Los compañeros de equipo tenían expresiones burlonas mientras los miraban, mientras Alan y Danna intercambiaban sonrisas, pareciendo una pareja.

Sin embargo, en estos siete años, él nunca me permitió visitar sus eventos de carreras ni conocer a sus compañeros de equipo.

Cada vez que preguntaba, él me tranquilizaba con suavidad y paciencia. "Hay carreras de alta velocidad en la pista. Es demasiado peligroso. Eres mi más querida, y me rompería el corazón si te lastimaras".

Pero cuando presionaba más, su actitud gentil a menudo se convertía en impaciencia.

Habíamos estado casados durante siete años, y resultó que la persona más importante en su corazón había sido su novia de la infancia, Danna.

Sin hacer una escena, me quité el anillo con calma, redacté un mensaje y se lo envié. "Alan, divorciémonos".

Luego me puse los guantes negros, como solía hacer en mis días de carreras, que habían estado guardados en la vitrina durante muchos años.

¿Desde cuándo las carreras de alta velocidad se volvieron peligrosas?

Llamé a Austin Ford y le informé de mi decisión de regresar al equipo.

La voz de Austin estaba llena de emoción. "Cuando te obligaron a irte y toda la información sobre ti fue sellada, no hubo noticias durante siete años. Pensé que no volverías".

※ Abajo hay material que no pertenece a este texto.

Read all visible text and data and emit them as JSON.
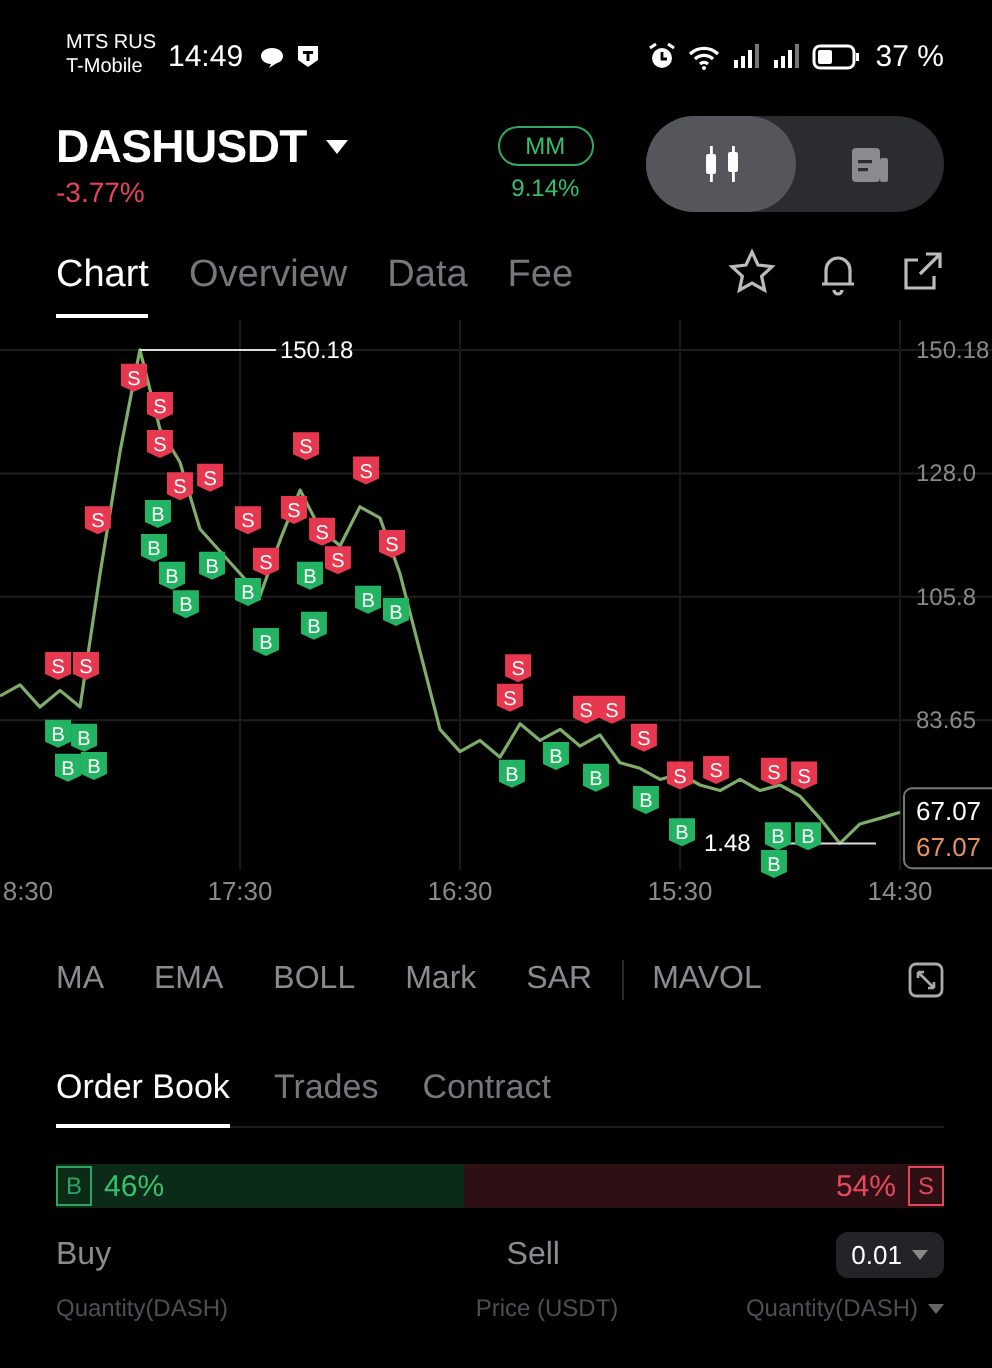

Me reí suavemente, "No podía soportar dejarlos, así que tuve que regresar".

Austin fingió molestia y me hizo algunas bromas. "Pero el papeleo para tu regreso tomará al menos un mes. Disfruta tu último mes de ocio porque cuando vuelvas, me aseguraré de que trabajes duro".

A pesar de ser el jefe del Club de Carreras HC, Austin nunca actuó como tal.

Inesperadamente, poco después de enviar el mensaje a Alan, él regresó apresurado.

Tan pronto como entró, comenzó a gritarme. "Mia, ¿de qué estás haciendo tanto escándalo? Es solo una publicación en redes sociales, ¿y estás siendo tan mezquina? Danna no tuvo padres desde niña. Crecimos juntos, así que tengo que protegerla".

Respondí, "¿Es ella tu amiga de infancia o tu novia de infancia?"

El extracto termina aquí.